Mémos, rapports, comptes rendus de réunion, évaluations, recherches… La liste des documents à lire ne s’est pas raccourcie avec l’arrivée d’internet.
Un lecteur moyen lit 300 mots par minute alors qu’un lecteur rapide en parcourt 1 500. S’entraîner à lire plus vite peut donc permettre de multiplier par cinq sa productivité en lecture. Pour y parvenir, il s’agit tout d’abord de lire davantage, car plus on lit, plus on lit vite.

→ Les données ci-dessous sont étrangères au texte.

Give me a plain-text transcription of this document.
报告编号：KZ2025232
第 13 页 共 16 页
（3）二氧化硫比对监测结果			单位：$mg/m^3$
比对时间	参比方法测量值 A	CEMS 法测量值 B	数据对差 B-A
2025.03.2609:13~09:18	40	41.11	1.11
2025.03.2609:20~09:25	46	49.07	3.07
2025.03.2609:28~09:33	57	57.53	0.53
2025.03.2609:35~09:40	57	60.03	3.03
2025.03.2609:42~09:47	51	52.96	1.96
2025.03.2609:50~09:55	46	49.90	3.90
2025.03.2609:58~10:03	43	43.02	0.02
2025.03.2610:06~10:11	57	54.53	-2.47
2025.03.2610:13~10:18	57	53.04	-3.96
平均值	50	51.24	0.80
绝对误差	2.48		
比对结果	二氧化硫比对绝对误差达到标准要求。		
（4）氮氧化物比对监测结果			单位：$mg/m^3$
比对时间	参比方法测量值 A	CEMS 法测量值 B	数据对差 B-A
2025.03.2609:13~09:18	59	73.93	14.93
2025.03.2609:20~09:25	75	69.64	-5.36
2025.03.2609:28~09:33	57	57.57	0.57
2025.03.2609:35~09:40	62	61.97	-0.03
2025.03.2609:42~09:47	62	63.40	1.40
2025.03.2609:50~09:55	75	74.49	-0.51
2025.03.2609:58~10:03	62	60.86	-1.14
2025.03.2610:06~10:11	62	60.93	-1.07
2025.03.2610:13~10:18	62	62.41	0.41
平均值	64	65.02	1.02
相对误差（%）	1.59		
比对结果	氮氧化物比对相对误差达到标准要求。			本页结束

Des méthodes existent pour s’entraîner. Le site spreeder.com propose d’apprendre à lire plus vite en réduisant au silence cette «voix intérieure» qui récite dans notre tête les mots défilant devant nos yeux. Quand on parle, on ne peut lire qu’un mot à la fois. Mais quand notre cerveau parcourt directement les mots sans passer par la voix intérieure, il peut reconnaître plusieurs mots en même temps, ce qui accroît la vitesse de lecture.
L’autre secret pour apprendre à lire plus vite est de ne pas lire tous les mots. Il faut faire appel à la lecture globale plutôt qu’au décodage. Dès les premières lettres, le cerveau reconnaît un mot. «Lire «tech» suffit à comprendre qu’il s’agit du mot «technologie»», explique Denis Côté, orthopédagogue au Centre étudiant de soutien à la réussite de l’Université de Montréal. Il faut également concentrer sa lecture sur les noms et les verbes plutôt que sur les articles que notre cerveau restituera automatiquement.

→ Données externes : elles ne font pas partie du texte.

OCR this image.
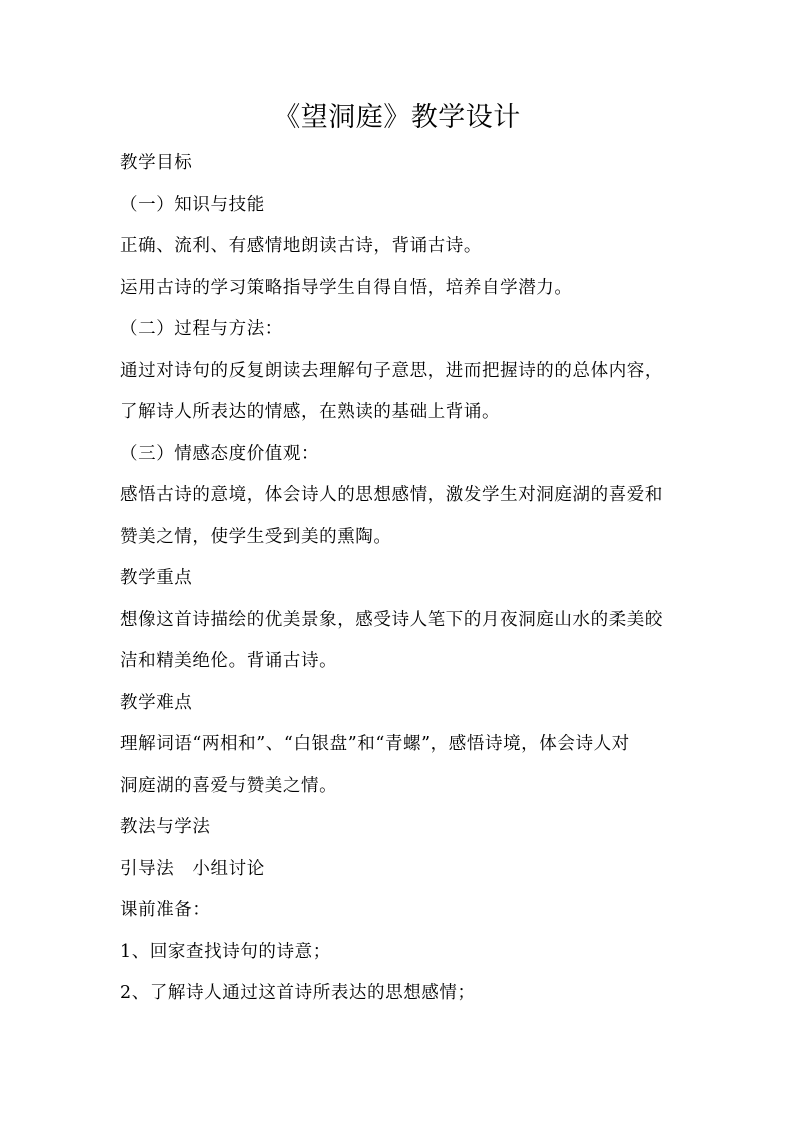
《望洞庭》教学设计
教学目标
（一）知识与技能
正确、流利、有感情地朗读古诗，背诵古诗。
运用古诗的学习策略指导学生自得自悟，培养自学潜力。
（二）过程与方法：
通过对诗句的反复朗读去理解句子意思，进而把握诗的的总体内容，
了解诗人所表达的情感，在熟读的基础上背诵。
（三）情感态度价值观：
感悟古诗的意境，体会诗人的思想感情，激发学生对洞庭湖的喜爱和
赞美之情，使学生受到美的熏陶。
教学重点
想像这首诗描绘的优美景象，感受诗人笔下的月夜洞庭山水的柔美皎
洁和精美绝伦。背诵古诗。
教学难点
理解词语“两相和”、“白银盘”和“青螺”，感悟诗境，体会诗人对
洞庭湖的喜爱与赞美之情。
教法与学法
引导法　小组讨论
课前准备：
1、回家查找诗句的诗意；
2、了解诗人通过这首诗所表达的思想感情；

Mais lire plus rapidement ne signifie pas forcément lire mieux. «C’est inutile de savoir lire vite si on ne comprend rien», met de l’avant M. Côté. Faire appel à des techniques de lecture efficace permet d’assurer une bonne compréhension des textes lus. Il s’agit tout d’abord de définir l’objectif de sa lecture : la recherche d’une définition ou d’un conseil, par exemple. Ensuite, balayer des yeux le document à la recherche de certains mots-clés permet de tomber sur l’information recherchée. Il faut également se rappeler qu’en général, les idées principales sont placées au début d’un paragraphe et que les conclusions résument les éléments les plus importants.
Pour gagner en efficacité, une entreprise a intérêt à définir une stratégie en matière de rédaction de documents. «Il est utile de se donner une structure commune à adopter quand on écrit une note de service», affirme M. Côté. Une compagnie peut ainsi décider d’inclure dans tous ses mémos une section où sont résumées les informations capitales, ou de placer un sous-titre par paragraphe.

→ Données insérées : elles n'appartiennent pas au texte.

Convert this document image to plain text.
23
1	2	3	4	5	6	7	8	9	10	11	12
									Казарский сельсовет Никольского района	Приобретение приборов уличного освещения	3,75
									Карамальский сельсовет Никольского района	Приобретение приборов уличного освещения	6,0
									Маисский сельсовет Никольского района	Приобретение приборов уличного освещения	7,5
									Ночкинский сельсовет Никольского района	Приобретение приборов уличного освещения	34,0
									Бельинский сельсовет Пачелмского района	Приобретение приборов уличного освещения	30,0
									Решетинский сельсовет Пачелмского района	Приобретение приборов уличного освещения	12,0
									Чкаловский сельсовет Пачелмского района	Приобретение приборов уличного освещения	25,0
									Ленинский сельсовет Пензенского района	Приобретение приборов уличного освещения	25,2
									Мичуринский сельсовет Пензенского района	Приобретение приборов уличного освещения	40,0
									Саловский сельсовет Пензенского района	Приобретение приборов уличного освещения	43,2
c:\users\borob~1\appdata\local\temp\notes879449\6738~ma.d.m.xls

Lire efficacement, c’est également ne pas avoir à relire un document déjà lu dans le passé. M. Côté conseille donc d’utiliser des commentaires comme «procédure importante» dans les marges et de synthétiser un texte sur un post-it s’il est vraiment long. «Il faut éviter que l’information soit accumulée, mais oubliée par la suite», souligne-t-il.